How is as.numeric used here?


I've been trying to figure out how to mimic a piecewise linear regression model developed in the pricing software Emblem, using R. I did that using @Roland's answer in the below post.

https://stats.stackexchange.com/questions/61805/standard-error-of-slopes-in-piecewise-linear-regression-with-known-breakpoints

So to get the slopes, thanks to @Roland, I used the as.numeric((variable < X)) to get the slope of the second segment in the predictor variables.

What is going on here? Why does the "as.numeric" give me the correct answer? I can't find documentation on it and I would like to understand why this works.


Solution

  • It converts a boolean (TRUE / FALSE) value to numeric (1 / 0).

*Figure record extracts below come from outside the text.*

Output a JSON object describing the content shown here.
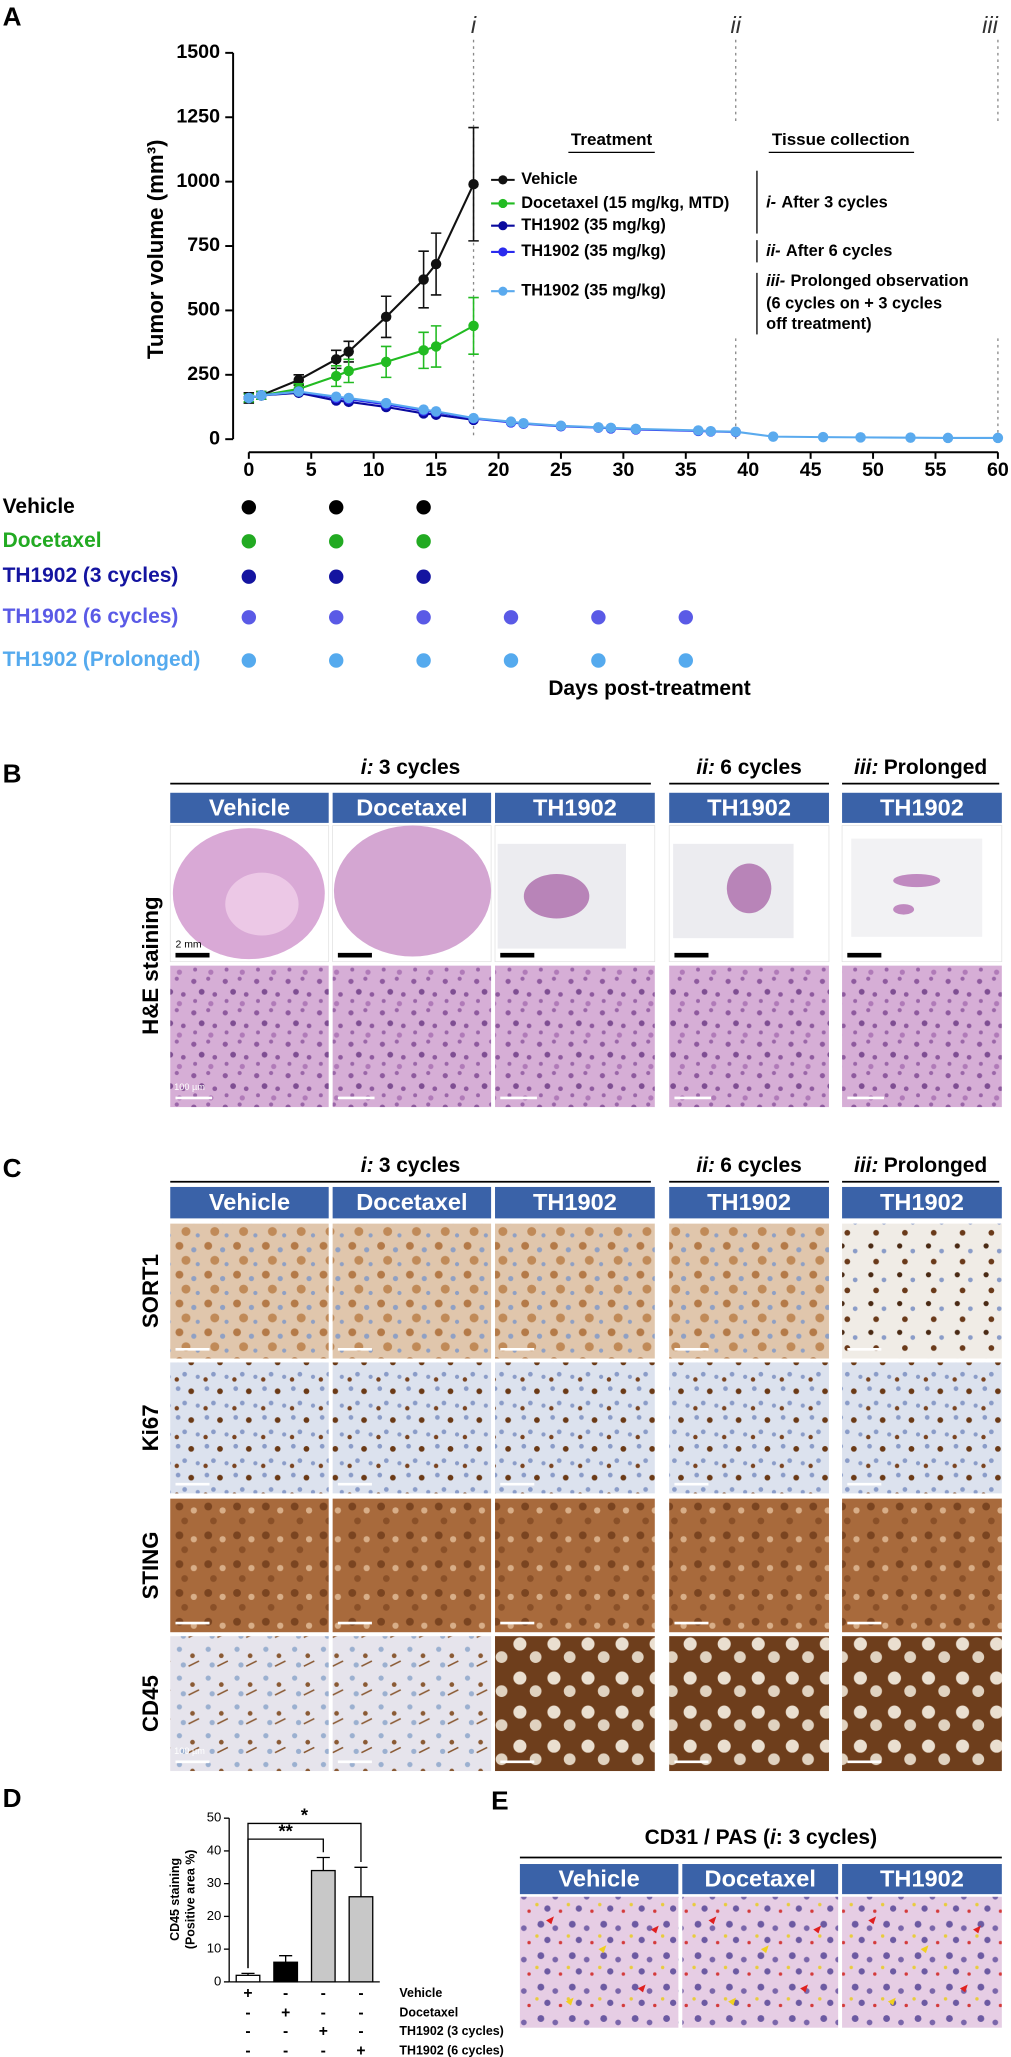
{
  "panel_labels": [
    "A",
    "B",
    "C",
    "D",
    "E"
  ],
  "chart_data": [
    {
      "type": "line",
      "ylabel": "Tumor volume (mm³)",
      "xlim": [
        0,
        60
      ],
      "xticks": [
        0,
        5,
        10,
        15,
        20,
        25,
        30,
        35,
        40,
        45,
        50,
        55,
        60
      ],
      "ylim": [
        0,
        1500
      ],
      "yticks": [
        0,
        250,
        500,
        750,
        1000,
        1250,
        1500
      ],
      "legend_title": "Treatment",
      "collection_title": "Tissue collection",
      "phases": [
        {
          "x": 18,
          "label": "i",
          "collection": {
            "numeral": "i-",
            "lines": [
              "After 3 cycles"
            ]
          }
        },
        {
          "x": 39,
          "label": "ii",
          "collection": {
            "numeral": "ii-",
            "lines": [
              "After 6 cycles"
            ]
          }
        },
        {
          "x": 60,
          "label": "iii",
          "collection": {
            "numeral": "iii-",
            "lines": [
              "Prolonged observation",
              "(6 cycles on + 3 cycles",
              "off treatment)"
            ]
          }
        }
      ],
      "series": [
        {
          "name": "Vehicle",
          "color": "#111111",
          "x": [
            0,
            1,
            4,
            7,
            8,
            11,
            14,
            15,
            18
          ],
          "values": [
            160,
            170,
            230,
            310,
            340,
            475,
            620,
            680,
            990
          ],
          "errors": [
            20,
            15,
            20,
            35,
            40,
            80,
            110,
            120,
            220
          ]
        },
        {
          "name": "Docetaxel (15 mg/kg, MTD)",
          "color": "#22bb22",
          "x": [
            0,
            1,
            4,
            7,
            8,
            11,
            14,
            15,
            18
          ],
          "values": [
            160,
            170,
            195,
            245,
            265,
            300,
            345,
            360,
            440
          ],
          "errors": [
            15,
            15,
            20,
            40,
            45,
            60,
            70,
            80,
            110
          ]
        },
        {
          "name": "TH1902 (35 mg/kg)",
          "color": "#0a0a9e",
          "x": [
            0,
            1,
            4,
            7,
            8,
            11,
            14,
            15,
            18
          ],
          "values": [
            160,
            170,
            180,
            150,
            145,
            125,
            100,
            95,
            75
          ]
        },
        {
          "name": "TH1902 (35 mg/kg)",
          "color": "#2a2aee",
          "x": [
            0,
            1,
            4,
            7,
            8,
            11,
            14,
            15,
            18,
            21,
            22,
            25,
            28,
            29,
            31,
            36,
            37,
            39
          ],
          "values": [
            160,
            170,
            185,
            160,
            155,
            135,
            110,
            105,
            80,
            65,
            60,
            50,
            45,
            42,
            38,
            32,
            30,
            28
          ]
        },
        {
          "name": "TH1902 (35 mg/kg)",
          "color": "#5aaaee",
          "x": [
            0,
            1,
            4,
            7,
            8,
            11,
            14,
            15,
            18,
            21,
            22,
            25,
            28,
            29,
            31,
            36,
            37,
            39,
            42,
            46,
            49,
            53,
            56,
            60
          ],
          "values": [
            160,
            170,
            185,
            165,
            160,
            140,
            115,
            108,
            82,
            68,
            62,
            52,
            46,
            44,
            40,
            34,
            31,
            29,
            10,
            8,
            7,
            6,
            5,
            5
          ]
        }
      ]
    },
    {
      "type": "bar",
      "ylabel_lines": [
        "CD45 staining",
        "(Positive area %)"
      ],
      "ylim": [
        0,
        50
      ],
      "yticks": [
        0,
        10,
        20,
        30,
        40,
        50
      ],
      "values": [
        2,
        6,
        34,
        26
      ],
      "errors": [
        0.6,
        2,
        4,
        9
      ],
      "colors": [
        "#ffffff",
        "#000000",
        "#c8c8c8",
        "#c8c8c8"
      ],
      "significance": [
        {
          "from": 0,
          "to": 2,
          "label": "**"
        },
        {
          "from": 0,
          "to": 3,
          "label": "*"
        }
      ],
      "treatment_matrix": [
        {
          "name": "Vehicle",
          "marks": [
            "+",
            "-",
            "-",
            "-"
          ]
        },
        {
          "name": "Docetaxel",
          "marks": [
            "-",
            "+",
            "-",
            "-"
          ]
        },
        {
          "name": "TH1902 (3 cycles)",
          "marks": [
            "-",
            "-",
            "+",
            "-"
          ]
        },
        {
          "name": "TH1902 (6 cycles)",
          "marks": [
            "-",
            "-",
            "-",
            "+"
          ]
        }
      ]
    }
  ],
  "dosing_schedule": {
    "xlabel": "Days post-treatment",
    "rows": [
      {
        "label": "Vehicle",
        "color": "#000000",
        "days": [
          0,
          7,
          14
        ]
      },
      {
        "label": "Docetaxel",
        "color": "#22aa22",
        "days": [
          0,
          7,
          14
        ]
      },
      {
        "label": "TH1902 (3 cycles)",
        "color": "#1414a0",
        "days": [
          0,
          7,
          14
        ]
      },
      {
        "label": "TH1902 (6 cycles)",
        "color": "#5a5ae6",
        "days": [
          0,
          7,
          14,
          21,
          28,
          35
        ]
      },
      {
        "label": "TH1902 (Prolonged)",
        "color": "#55aaee",
        "days": [
          0,
          7,
          14,
          21,
          28,
          35
        ]
      }
    ]
  },
  "histology": {
    "groups": [
      {
        "numeral": "i:",
        "text": "3 cycles",
        "columns": [
          "Vehicle",
          "Docetaxel",
          "TH1902"
        ]
      },
      {
        "numeral": "ii:",
        "text": "6 cycles",
        "columns": [
          "TH1902"
        ]
      },
      {
        "numeral": "iii:",
        "text": "Prolonged",
        "columns": [
          "TH1902"
        ]
      }
    ],
    "he_label": "H&E staining",
    "scale_gross": "2 mm",
    "scale_micro": "100 µm",
    "ihc_rows": [
      "SORT1",
      "Ki67",
      "STING",
      "CD45"
    ]
  },
  "cd31": {
    "title_prefix": "CD31 / PAS  (",
    "numeral": "i",
    "title_suffix": ": 3 cycles)",
    "columns": [
      "Vehicle",
      "Docetaxel",
      "TH1902"
    ]
  }
}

    (The R-y name for boolean is "logical": is.logical(TRUE) returns TRUE.)

    x < 10 # TRUE if x is less than 10, FALSE if x is 10 or more

    as.numeric(x<10) # 1 if x is less than 10, 0 if x is 10 or more

    This being said, you don't really need an as.numeric there. What you could do instead is:

    # will also work:
    mod2 <- lm(y~I((x<9.6)*x)+(x<9.6)+I((x>=9.6)*x)+(x>=9.6)-1)
    

    This version will use the boolean values directly -- these are converted implicitly to factors, and how a factor functions within lm is that it is converted into k-1 dichotomous variables where k is the number of levels. So that's why, if you use the code above, you'll see variable names like x < 9.6TRUE in the lm output.

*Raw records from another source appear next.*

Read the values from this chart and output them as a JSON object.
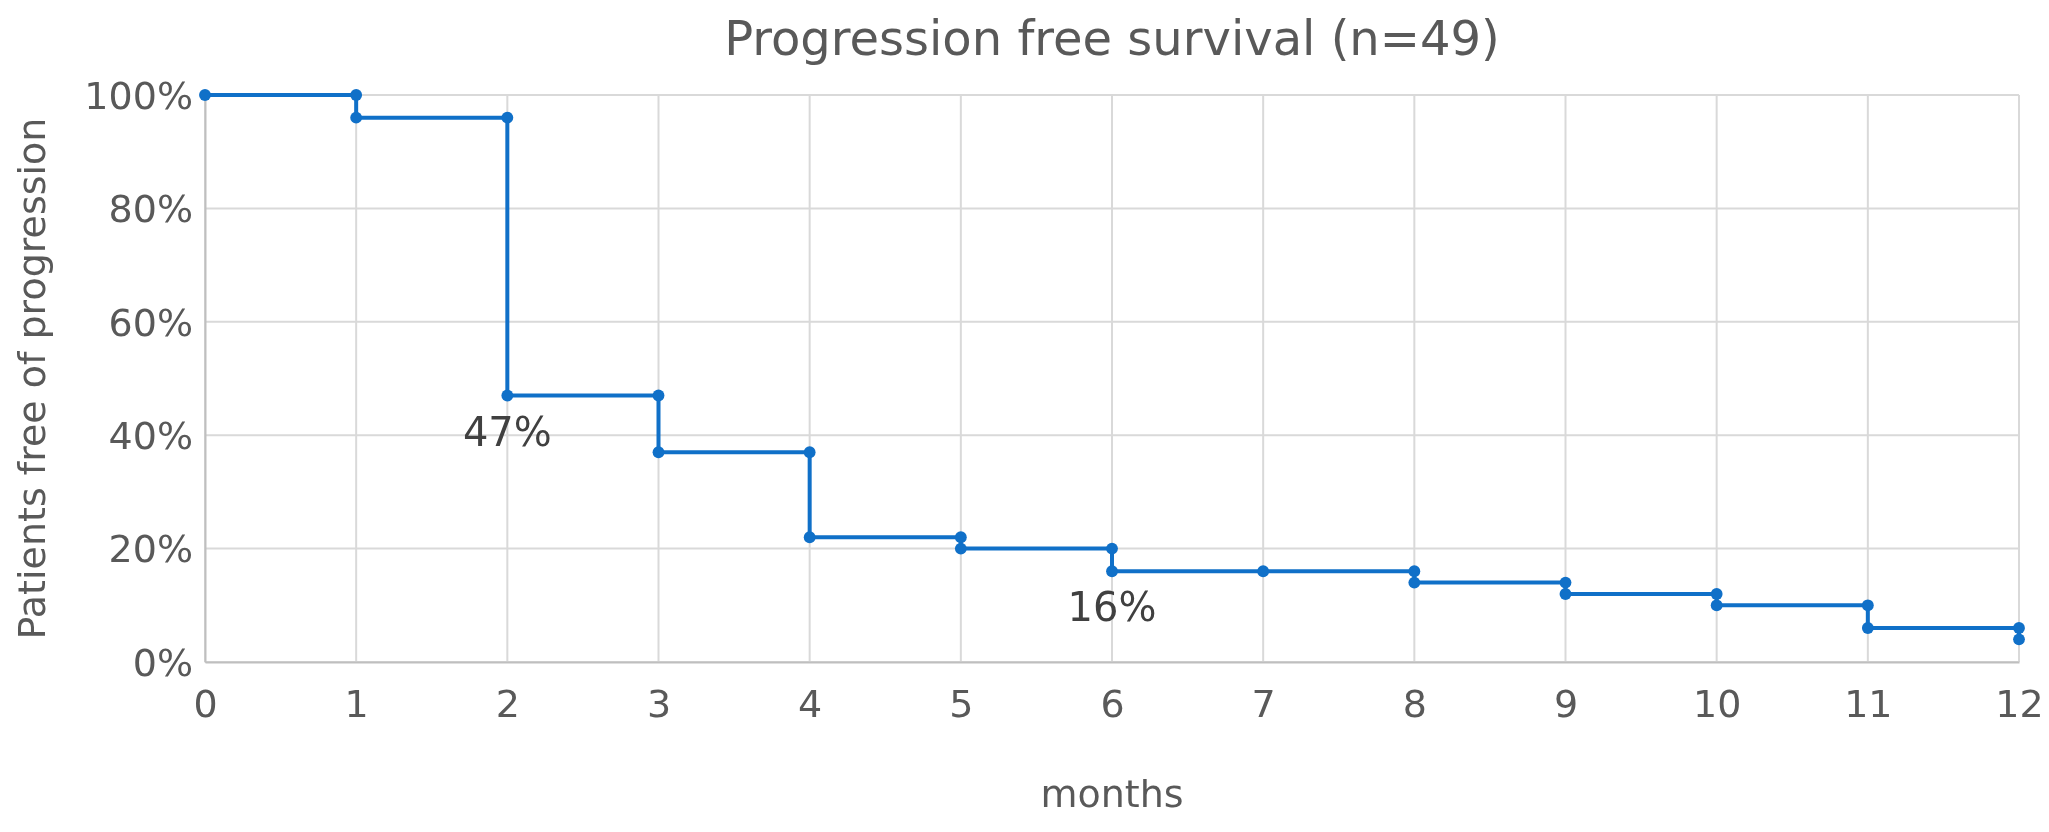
{
  "chart_data": {
    "type": "line",
    "title": "Progression free survival (n=49)",
    "xlabel": "months",
    "ylabel": "Patients free of progression",
    "x": [
      0,
      1,
      1,
      2,
      2,
      3,
      3,
      4,
      4,
      5,
      5,
      6,
      6,
      7,
      8,
      8,
      9,
      9,
      10,
      10,
      11,
      11,
      12,
      12
    ],
    "series": [
      {
        "color": "#1070c8",
        "values": [
          100,
          100,
          96,
          96,
          47,
          47,
          37,
          37,
          22,
          22,
          20,
          20,
          16,
          16,
          16,
          14,
          14,
          12,
          12,
          10,
          10,
          6,
          6,
          4
        ]
      }
    ],
    "xlim": [
      0,
      12
    ],
    "xticks": [
      0,
      1,
      2,
      3,
      4,
      5,
      6,
      7,
      8,
      9,
      10,
      11,
      12
    ],
    "ylim": [
      0,
      100
    ],
    "yticks": [
      {
        "value": 0,
        "label": "0%"
      },
      {
        "value": 20,
        "label": "20%"
      },
      {
        "value": 40,
        "label": "40%"
      },
      {
        "value": 60,
        "label": "60%"
      },
      {
        "value": 80,
        "label": "80%"
      },
      {
        "value": 100,
        "label": "100%"
      }
    ],
    "grid": true,
    "marker": "circle",
    "line_style": "solid",
    "annotations": [
      {
        "text": "47%",
        "x": 2,
        "y": 47
      },
      {
        "text": "16%",
        "x": 6,
        "y": 16
      }
    ]
  }
}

    Then again, technically, as.numeric is a hack, and a more transparent way to do it may be something like ifelse(x<9.6,1,0). But hacks are not necessarily bad, so you might also prefer a hackier hack such as (x<9.6)*1 but that won't work within a formula because * has a special meaning in formulas, so you'd have to use I around it: I((x<9.6)*1) - I'd say as.numeric looks cleaner.